Twenty-four people from a single family died yesterday when
a pick-up truck overturned in Marib province, Yemen.
Traffic accidents in Yemen (population 23m+) cost around 3,000 lives a year, according to official figures. This is probably not far off the death rate in the recent Houthi war – the main difference being that on the roads people are not actually trying to kill each other.
The figure for Saudi Arabia (pop 28m+) is even higher: 6,000 a year. More than a third of the kingdom's road accidents are said to be caused by people driving through red lights.
For comparison, Britain (pop 61m+) had just over 2,500 road deaths in 2008. This was the lowest figure on record and it continued a steady decline in casualties since the 1960s.
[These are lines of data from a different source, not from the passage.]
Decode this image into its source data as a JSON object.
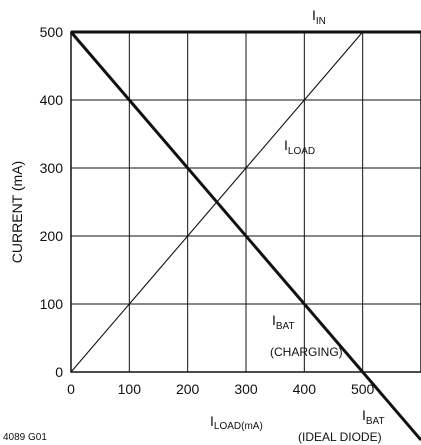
{
  "figure_id": "4089 G01",
  "chart_data": {
    "type": "line",
    "xlabel": {
      "main": "I",
      "sub": "LOAD(mA)"
    },
    "ylabel": "CURRENT (mA)",
    "xlim": [
      0,
      600
    ],
    "ylim": [
      0,
      500
    ],
    "xticks": [
      0,
      100,
      200,
      300,
      400,
      500
    ],
    "yticks": [
      0,
      100,
      200,
      300,
      400,
      500
    ],
    "grid": true,
    "series": [
      {
        "name": "IIN",
        "label_main": "I",
        "label_sub": "IN",
        "weight": "heavy",
        "x": [
          0,
          600
        ],
        "y": [
          500,
          500
        ]
      },
      {
        "name": "ILOAD",
        "label_main": "I",
        "label_sub": "LOAD",
        "weight": "light",
        "x": [
          0,
          500
        ],
        "y": [
          0,
          500
        ]
      },
      {
        "name": "IBAT",
        "label_main": "I",
        "label_sub": "BAT",
        "weight": "heavy",
        "x": [
          0,
          600
        ],
        "y": [
          500,
          -100
        ]
      }
    ],
    "annotations": [
      {
        "series": "IBAT",
        "text": "(CHARGING)"
      },
      {
        "series": "IBAT",
        "text": "(IDEAL DIODE)"
      }
    ]
  }
}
Of course, there are a lot of factors to be taken into account when making such comparisons. Yemen's precipitous mountain roads are an obvious one, plus poverty – which results in badly maintained vehicles – and police who take bribes for allowing dangerous drivers and unroadworthy vehicles to continue on their way.
Also, governments in the Middle East rarely take an interest in public safety unless they are embarrassed into doing so (therecent crackdown on dangerous ships in the Red Sea being a possible exception).
Overlying all that, though, is a general sense of fatalism: that the lives of travellers are in the hands of God rather than humans.
Posted by Brian Whitaker, 23 April 2010.